By redirecting growth to education, the share of the budget going to higher ed would increase from 8 percent currently to 10 percent in 2019-21. The share going to K-12 schools would rise from 44 percent to 48 percent.
Will Have to Say No
What it all means, of course, is that a fight may be brewing with those will resist any shrinkage in their share of the budget. McKenna noted that state health care spending, for Medicaid and state-employee health benefits, has ballooned from 15 percent to 30 percent of the state budget over the last decade. That’s one of the reasons education has been squeezed. McKenna has proposed incentives to move state workers to health-savings-account plans through which they would pay higher deductibles, offset in part by a state contribution. Other cost-savings measures include efforts to boost productivity of the state workforce and the use of attrition to reduce state employment.

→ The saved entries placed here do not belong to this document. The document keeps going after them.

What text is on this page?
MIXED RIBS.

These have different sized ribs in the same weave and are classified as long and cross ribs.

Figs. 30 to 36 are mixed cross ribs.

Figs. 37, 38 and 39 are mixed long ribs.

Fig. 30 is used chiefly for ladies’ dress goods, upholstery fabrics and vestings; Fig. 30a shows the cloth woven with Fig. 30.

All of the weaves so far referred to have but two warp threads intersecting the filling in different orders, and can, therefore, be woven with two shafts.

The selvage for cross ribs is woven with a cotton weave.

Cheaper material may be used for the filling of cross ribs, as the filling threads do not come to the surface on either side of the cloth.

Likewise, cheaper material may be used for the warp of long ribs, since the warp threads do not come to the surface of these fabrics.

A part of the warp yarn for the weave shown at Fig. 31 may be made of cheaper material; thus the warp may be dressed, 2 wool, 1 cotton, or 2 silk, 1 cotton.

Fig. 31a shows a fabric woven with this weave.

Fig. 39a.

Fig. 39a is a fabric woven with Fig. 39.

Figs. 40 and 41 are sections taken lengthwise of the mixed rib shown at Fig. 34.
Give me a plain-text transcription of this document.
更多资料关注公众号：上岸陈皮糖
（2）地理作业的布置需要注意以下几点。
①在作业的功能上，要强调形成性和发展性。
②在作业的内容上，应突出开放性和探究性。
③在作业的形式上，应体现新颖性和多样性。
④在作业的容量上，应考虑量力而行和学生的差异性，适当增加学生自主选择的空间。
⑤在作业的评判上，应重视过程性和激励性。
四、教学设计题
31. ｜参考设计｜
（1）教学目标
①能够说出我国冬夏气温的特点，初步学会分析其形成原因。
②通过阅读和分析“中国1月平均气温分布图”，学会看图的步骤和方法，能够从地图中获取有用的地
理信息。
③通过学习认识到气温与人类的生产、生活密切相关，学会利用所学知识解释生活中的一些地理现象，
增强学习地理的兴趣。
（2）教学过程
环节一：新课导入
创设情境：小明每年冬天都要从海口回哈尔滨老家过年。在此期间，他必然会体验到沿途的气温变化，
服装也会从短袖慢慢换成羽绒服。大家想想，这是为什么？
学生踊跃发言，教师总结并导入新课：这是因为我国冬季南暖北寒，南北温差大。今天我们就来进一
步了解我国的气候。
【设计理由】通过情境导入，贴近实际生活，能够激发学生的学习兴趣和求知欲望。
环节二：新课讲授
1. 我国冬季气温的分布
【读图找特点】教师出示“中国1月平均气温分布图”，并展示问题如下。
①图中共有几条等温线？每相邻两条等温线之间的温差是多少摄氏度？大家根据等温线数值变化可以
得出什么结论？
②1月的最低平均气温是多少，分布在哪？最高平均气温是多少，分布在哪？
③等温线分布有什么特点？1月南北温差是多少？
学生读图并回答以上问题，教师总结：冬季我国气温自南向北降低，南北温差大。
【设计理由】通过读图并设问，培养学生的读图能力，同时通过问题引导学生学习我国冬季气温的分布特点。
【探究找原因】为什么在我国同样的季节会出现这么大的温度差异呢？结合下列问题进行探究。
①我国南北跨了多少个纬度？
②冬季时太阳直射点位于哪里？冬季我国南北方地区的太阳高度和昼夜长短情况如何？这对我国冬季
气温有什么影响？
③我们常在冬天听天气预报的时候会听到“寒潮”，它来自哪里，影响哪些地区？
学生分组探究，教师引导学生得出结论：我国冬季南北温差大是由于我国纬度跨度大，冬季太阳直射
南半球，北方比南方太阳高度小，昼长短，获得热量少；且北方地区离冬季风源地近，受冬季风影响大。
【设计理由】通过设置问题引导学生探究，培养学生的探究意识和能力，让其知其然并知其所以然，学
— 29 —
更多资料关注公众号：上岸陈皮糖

It’s going to take plenty of discipline to keep growth low in other areas of the budget, he said. “They’re going to continue to be able to grow, but my point is that until we decide we are going to restrain the amount of growth, not let it grow as fast, we are not going to solve the problem for education,” he said. “I mean, it is just not sustainable to double your health care spending in 10 years, because obviously that means inexorably the entire budget becomes health care. That doesn’t work. The Supreme Court is reminding us of that.
“And you know, what you hear in Olympia – you just heard the governor say it a few months ago – is that we can’t do it without more revenues. …Have you noticed great success from the Democratically controlled Legislature and governor in increasing tax rates? I haven’t. What I have seen is the voters saying no, and repealing taxes they don’t like, like the soda pop and candy tax.”
McDonald flanked McKenna at the news conference. “The Legislature has the same problem,” he said. “It’s not like it’s your problem, you fix it. It’s everybody’s problem. This is a solution, what’s yours? And I might add you might want to ask the other gubernatorial candidates.”